Sailing is a nuanced, complex process—now imagine doing it blind. That’s exactly what Walt Raineri, Kris Scheppe and Scott Ford do as Blind Match Racing Team USA 1. Blind Sailing International organizes sailing races around the world for the blind. To navigate, sailors use audio sound buoys along the courses, as well as sound emitters on their boats to avoid crashes. For these competitors, a lack of eyesight is no hurdle. In Raineri’s words, “add a little bit of courage and you can do just about anything.”
Blind Sailing International is an Organisation to support expand and further the opportunities for visually impaired people competing in the sport of sailing.
Blind Sailing International (BSI) does this through:
- Supporting international sailing championships.
- Promoting Visually Impaired sailing activities and achievements.
- Providing an information source.
- Providing an opportunity for Blind and Partially sighted sailors to share their experiences.
- Working with World Sailing and the World Sailing Para World Sailing Committee (formerly the International Federation of Disabled Sailors (IFDS)).
- Working internationally with other sailing Organisations to develop sailing opportunities for visually impaired sailors.

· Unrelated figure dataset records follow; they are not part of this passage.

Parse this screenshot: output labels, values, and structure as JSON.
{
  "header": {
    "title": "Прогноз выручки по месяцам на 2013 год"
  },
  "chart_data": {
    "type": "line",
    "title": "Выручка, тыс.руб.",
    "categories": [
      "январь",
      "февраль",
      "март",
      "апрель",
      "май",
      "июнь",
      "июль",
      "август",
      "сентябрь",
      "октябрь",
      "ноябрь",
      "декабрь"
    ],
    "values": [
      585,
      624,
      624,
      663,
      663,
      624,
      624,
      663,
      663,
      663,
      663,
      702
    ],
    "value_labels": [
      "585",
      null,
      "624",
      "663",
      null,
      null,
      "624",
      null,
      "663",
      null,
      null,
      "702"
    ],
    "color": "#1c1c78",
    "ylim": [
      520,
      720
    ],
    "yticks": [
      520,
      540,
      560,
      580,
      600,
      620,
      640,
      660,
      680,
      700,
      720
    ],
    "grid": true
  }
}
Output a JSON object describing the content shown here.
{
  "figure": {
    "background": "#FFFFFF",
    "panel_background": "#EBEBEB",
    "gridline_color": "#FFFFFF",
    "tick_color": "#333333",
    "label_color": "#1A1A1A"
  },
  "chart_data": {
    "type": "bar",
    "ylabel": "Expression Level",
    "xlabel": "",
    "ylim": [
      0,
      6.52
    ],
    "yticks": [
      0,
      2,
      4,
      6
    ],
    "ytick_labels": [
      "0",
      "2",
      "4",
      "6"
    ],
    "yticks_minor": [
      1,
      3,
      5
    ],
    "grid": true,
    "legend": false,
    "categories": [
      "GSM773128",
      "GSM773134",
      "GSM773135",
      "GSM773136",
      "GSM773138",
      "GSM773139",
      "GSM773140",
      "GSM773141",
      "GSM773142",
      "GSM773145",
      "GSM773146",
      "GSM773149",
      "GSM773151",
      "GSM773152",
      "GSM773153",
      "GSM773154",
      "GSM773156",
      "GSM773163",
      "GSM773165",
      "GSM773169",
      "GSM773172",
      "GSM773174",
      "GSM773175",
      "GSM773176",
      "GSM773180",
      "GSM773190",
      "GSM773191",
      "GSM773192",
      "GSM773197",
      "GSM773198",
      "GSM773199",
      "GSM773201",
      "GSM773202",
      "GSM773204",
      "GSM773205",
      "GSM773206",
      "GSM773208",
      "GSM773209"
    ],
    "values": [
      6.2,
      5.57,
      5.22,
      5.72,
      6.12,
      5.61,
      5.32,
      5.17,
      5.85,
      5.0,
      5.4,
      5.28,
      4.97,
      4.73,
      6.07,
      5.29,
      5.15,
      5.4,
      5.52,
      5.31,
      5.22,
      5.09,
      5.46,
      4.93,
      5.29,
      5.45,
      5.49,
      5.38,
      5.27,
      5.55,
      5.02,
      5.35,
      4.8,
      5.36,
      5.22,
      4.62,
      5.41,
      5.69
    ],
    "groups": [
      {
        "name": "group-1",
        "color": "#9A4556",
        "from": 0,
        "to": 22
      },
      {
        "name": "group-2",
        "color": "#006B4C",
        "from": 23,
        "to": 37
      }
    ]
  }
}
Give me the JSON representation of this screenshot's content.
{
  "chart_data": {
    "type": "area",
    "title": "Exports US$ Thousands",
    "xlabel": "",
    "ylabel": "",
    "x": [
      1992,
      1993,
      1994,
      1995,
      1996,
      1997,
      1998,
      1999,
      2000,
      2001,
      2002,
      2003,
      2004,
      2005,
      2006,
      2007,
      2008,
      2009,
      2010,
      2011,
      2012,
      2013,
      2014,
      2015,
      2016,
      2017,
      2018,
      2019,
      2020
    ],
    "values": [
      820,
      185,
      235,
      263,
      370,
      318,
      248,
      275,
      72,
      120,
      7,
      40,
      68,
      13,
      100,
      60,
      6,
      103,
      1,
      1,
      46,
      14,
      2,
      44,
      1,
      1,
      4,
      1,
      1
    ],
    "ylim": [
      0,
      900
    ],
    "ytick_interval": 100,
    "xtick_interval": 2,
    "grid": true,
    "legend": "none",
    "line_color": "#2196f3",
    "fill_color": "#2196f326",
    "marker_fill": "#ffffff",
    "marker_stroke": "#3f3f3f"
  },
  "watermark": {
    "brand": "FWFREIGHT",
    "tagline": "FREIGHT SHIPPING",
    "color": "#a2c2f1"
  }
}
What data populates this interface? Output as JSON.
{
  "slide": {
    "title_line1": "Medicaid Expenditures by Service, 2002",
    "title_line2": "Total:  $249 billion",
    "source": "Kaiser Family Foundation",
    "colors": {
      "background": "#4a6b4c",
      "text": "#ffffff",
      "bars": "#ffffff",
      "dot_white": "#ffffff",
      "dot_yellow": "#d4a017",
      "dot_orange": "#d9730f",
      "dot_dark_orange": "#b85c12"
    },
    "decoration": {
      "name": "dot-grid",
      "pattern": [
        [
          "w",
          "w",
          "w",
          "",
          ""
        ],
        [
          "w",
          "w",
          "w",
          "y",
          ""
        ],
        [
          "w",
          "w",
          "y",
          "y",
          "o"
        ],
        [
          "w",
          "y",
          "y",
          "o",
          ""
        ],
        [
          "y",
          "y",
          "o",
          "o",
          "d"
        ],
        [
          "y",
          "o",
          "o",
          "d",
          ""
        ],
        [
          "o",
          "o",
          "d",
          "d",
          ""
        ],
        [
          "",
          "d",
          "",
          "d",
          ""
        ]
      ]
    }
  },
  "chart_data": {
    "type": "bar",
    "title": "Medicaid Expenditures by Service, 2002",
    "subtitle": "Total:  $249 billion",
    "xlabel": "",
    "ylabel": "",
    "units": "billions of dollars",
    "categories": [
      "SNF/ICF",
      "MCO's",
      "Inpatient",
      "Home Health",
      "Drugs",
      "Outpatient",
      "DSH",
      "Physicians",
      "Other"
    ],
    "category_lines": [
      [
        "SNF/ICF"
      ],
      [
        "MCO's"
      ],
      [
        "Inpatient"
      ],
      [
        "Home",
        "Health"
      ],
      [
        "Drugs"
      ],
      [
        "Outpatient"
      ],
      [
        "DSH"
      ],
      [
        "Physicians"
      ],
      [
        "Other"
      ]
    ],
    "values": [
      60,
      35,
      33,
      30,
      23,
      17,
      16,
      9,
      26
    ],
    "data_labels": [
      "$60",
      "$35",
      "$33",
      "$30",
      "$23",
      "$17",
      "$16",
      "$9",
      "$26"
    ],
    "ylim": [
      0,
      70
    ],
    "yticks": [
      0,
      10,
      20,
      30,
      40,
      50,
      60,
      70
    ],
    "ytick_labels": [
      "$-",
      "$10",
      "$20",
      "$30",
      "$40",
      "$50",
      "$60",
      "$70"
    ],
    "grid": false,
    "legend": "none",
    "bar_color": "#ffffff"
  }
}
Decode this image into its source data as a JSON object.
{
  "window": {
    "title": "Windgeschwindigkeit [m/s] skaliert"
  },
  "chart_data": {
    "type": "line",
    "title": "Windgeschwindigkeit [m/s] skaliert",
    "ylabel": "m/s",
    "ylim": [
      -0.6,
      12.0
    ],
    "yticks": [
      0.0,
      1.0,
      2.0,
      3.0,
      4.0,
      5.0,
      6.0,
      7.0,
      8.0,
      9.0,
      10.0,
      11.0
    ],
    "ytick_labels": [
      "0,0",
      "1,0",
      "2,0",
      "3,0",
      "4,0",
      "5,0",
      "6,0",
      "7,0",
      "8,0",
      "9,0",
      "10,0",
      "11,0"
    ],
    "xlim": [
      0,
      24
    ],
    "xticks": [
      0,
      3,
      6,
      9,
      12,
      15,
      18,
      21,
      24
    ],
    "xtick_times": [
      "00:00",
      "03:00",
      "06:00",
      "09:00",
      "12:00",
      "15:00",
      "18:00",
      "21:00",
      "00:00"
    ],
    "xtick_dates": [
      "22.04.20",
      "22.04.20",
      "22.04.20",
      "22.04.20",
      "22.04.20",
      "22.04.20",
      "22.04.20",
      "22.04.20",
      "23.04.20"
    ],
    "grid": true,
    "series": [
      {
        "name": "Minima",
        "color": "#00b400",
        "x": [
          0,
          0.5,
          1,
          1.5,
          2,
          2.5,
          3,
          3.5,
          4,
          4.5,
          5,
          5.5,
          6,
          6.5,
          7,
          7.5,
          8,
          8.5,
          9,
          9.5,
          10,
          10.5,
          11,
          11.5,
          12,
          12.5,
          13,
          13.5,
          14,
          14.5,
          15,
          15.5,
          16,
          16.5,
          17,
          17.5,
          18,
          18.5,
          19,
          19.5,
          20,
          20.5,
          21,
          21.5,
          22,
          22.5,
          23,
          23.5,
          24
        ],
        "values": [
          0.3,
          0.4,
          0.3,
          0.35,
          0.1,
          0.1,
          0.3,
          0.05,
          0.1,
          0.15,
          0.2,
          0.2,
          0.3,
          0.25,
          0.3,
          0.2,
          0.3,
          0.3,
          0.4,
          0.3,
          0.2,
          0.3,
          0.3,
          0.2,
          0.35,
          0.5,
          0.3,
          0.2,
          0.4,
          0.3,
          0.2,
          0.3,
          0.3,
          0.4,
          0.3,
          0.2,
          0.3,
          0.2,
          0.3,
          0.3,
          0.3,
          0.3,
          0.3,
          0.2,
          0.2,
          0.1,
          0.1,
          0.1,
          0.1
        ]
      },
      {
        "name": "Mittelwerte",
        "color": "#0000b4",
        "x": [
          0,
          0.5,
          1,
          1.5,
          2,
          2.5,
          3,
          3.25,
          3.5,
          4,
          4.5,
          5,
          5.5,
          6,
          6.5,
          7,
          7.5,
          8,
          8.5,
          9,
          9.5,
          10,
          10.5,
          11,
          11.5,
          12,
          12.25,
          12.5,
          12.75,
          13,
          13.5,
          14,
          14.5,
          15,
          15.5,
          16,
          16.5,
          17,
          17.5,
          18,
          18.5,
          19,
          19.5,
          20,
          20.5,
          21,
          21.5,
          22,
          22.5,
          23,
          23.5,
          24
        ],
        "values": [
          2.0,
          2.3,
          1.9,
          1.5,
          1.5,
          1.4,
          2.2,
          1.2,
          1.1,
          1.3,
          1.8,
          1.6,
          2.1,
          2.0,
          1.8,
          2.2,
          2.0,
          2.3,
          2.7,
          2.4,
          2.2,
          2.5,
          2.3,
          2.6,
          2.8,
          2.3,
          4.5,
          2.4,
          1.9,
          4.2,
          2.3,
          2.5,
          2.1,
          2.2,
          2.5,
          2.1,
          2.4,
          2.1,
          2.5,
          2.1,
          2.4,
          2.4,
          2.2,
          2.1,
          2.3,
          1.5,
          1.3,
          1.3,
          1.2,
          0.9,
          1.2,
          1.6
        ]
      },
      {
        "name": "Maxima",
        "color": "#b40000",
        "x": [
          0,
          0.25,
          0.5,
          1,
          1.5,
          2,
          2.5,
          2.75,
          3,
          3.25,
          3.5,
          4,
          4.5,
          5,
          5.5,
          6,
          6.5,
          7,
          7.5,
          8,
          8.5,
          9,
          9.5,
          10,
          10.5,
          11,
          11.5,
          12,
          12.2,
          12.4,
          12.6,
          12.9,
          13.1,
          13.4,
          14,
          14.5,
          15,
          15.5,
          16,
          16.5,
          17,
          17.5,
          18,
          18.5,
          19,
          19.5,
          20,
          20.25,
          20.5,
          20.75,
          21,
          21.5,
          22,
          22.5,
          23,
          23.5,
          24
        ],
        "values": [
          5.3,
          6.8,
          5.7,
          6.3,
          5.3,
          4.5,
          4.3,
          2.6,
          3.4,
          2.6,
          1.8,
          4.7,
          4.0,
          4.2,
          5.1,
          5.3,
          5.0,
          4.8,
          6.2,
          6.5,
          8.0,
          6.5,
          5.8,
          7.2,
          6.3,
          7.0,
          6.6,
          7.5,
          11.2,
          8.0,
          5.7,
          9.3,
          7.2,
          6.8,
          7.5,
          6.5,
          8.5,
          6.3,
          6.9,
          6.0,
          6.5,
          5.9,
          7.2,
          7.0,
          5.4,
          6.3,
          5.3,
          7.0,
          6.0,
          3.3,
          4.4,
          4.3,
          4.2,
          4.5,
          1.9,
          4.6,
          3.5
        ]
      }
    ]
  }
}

HOW DO BLIND SAILORS RACE?
Visually Impaired Fleet Racing:
Blind Sailing International started a class of Fleet Racing which provided visually impaired sailors with a level playing field. Where lack of sight is no longer a disadvantage. Generally we race on keel boats, anything from 22 ft to 30 ft. racing in teams of four people, two visually impaired and two sighted. The helmsman, who is responsible for the steering, is always visually impaired. The tactician is sighted and not allowed to take part in the physical sailing of the boat. There is a visually impaired crew member and a sighted crew member who take care of the sails and trim of the boat.
Sailing takes place in three fleets which allows for totally blind helms to race against each other, while those with poor partial sight race each other and those with more partial sight to compete against one another. Racing in integrated teams provides the necessary communication between crew members to ensure that competition is as close and tactical as with any other racing fleet. Normal rules of racing apply.
Blind Match Racing:
The Homerus Organisation developed autonomous match racing for blind and partially sighted sailors.
Sailing to match racing rules, Blind and partially sighted sailors race a matched pair of boats around a course of audio sound buoys, using sound and wind to navigate and make all the tactical and sail trim decisions.
VI Sailor Classifications:
Visually Impaired Sailors are classified by strict guidelines into three groups which are effectively in simple terms:
- B1: No functional sight
- B2: Poor partial sight
- B3: No more than 10% functional sight
Although sailing is not currently part of the Paralympic Games, in recent quads the three person Sonar keelboat class and the two person Skud keelboat allowed visually impaired sailors to race as part of mixed disability teams. When sailing re-enters the Paralympics, we look forward to having visually impaired sailors competing.
Main Stream Sailing:
Through team work and good communication, visually impaired sailors enjoy the challenge of main stream racing.